Each route has matchers (label-based filters) and a receiver (where to send the notification).
Inheritance: sub-routes inherit settings from parents. Override specific fields at the sub-route level.
Matchers
Label equality: severity = critical. Label regex: service =~ 'payment.*'. Match by label values.
Multiple matchers: AND-combined. Service = 'foo' and severity = 'critical' both required.
continue: true: sub-route matches but processing continues. Useful when an alert needs multiple receivers.
Receiver types
PagerDuty, Slack, email, webhook. Each has its own configuration block.

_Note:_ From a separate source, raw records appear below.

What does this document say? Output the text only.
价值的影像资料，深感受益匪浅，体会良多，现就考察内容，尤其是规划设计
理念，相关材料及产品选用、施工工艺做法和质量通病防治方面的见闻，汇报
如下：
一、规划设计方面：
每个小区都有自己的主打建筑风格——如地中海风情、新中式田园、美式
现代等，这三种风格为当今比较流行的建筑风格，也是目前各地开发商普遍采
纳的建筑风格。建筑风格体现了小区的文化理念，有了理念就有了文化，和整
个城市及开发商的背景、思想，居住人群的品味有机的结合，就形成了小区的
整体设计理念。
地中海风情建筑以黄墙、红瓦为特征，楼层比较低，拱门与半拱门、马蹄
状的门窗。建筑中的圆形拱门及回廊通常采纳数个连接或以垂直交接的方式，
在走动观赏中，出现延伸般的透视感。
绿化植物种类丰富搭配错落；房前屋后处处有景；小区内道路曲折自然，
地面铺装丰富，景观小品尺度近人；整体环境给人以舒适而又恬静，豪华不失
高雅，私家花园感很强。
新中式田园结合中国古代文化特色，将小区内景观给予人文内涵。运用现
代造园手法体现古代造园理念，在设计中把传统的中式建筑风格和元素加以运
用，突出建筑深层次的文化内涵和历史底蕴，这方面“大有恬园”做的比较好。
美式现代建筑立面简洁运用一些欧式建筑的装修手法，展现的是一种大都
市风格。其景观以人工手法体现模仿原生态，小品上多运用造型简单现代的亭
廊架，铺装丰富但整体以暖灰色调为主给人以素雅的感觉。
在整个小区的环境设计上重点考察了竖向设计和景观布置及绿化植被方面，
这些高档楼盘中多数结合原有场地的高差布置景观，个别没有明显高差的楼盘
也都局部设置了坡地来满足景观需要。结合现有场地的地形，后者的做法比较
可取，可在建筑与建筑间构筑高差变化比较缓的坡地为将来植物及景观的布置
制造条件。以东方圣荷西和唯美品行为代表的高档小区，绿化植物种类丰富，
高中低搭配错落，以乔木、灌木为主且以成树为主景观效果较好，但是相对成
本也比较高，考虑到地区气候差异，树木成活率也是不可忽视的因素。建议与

Receivers can compose: a single named receiver might fire to PagerDuty AND Slack.
Inhibition rules suppress lower-priority alerts when higher-priority ones are firing. Region-down inhibits per-pod alerts; reduces noise.
Grouping
group_by labels: alerts with matching values get grouped into one notification. Reduces alert spam during incidents.
group_wait: how long to wait for additional alerts before sending. 30 seconds typical.
group_interval: how often to send updates for an existing group. 5 minutes typical.
Operating the routing
amtool routes test verifies that a sample alert routes correctly. Catches misconfigurations before deploy.
Per-route delivery rate metric. Surfaces routes that are underused (worth retiring) or overused (worth splitting).
Configuration in git, deployed via CI. UI access read-only; changes go through review.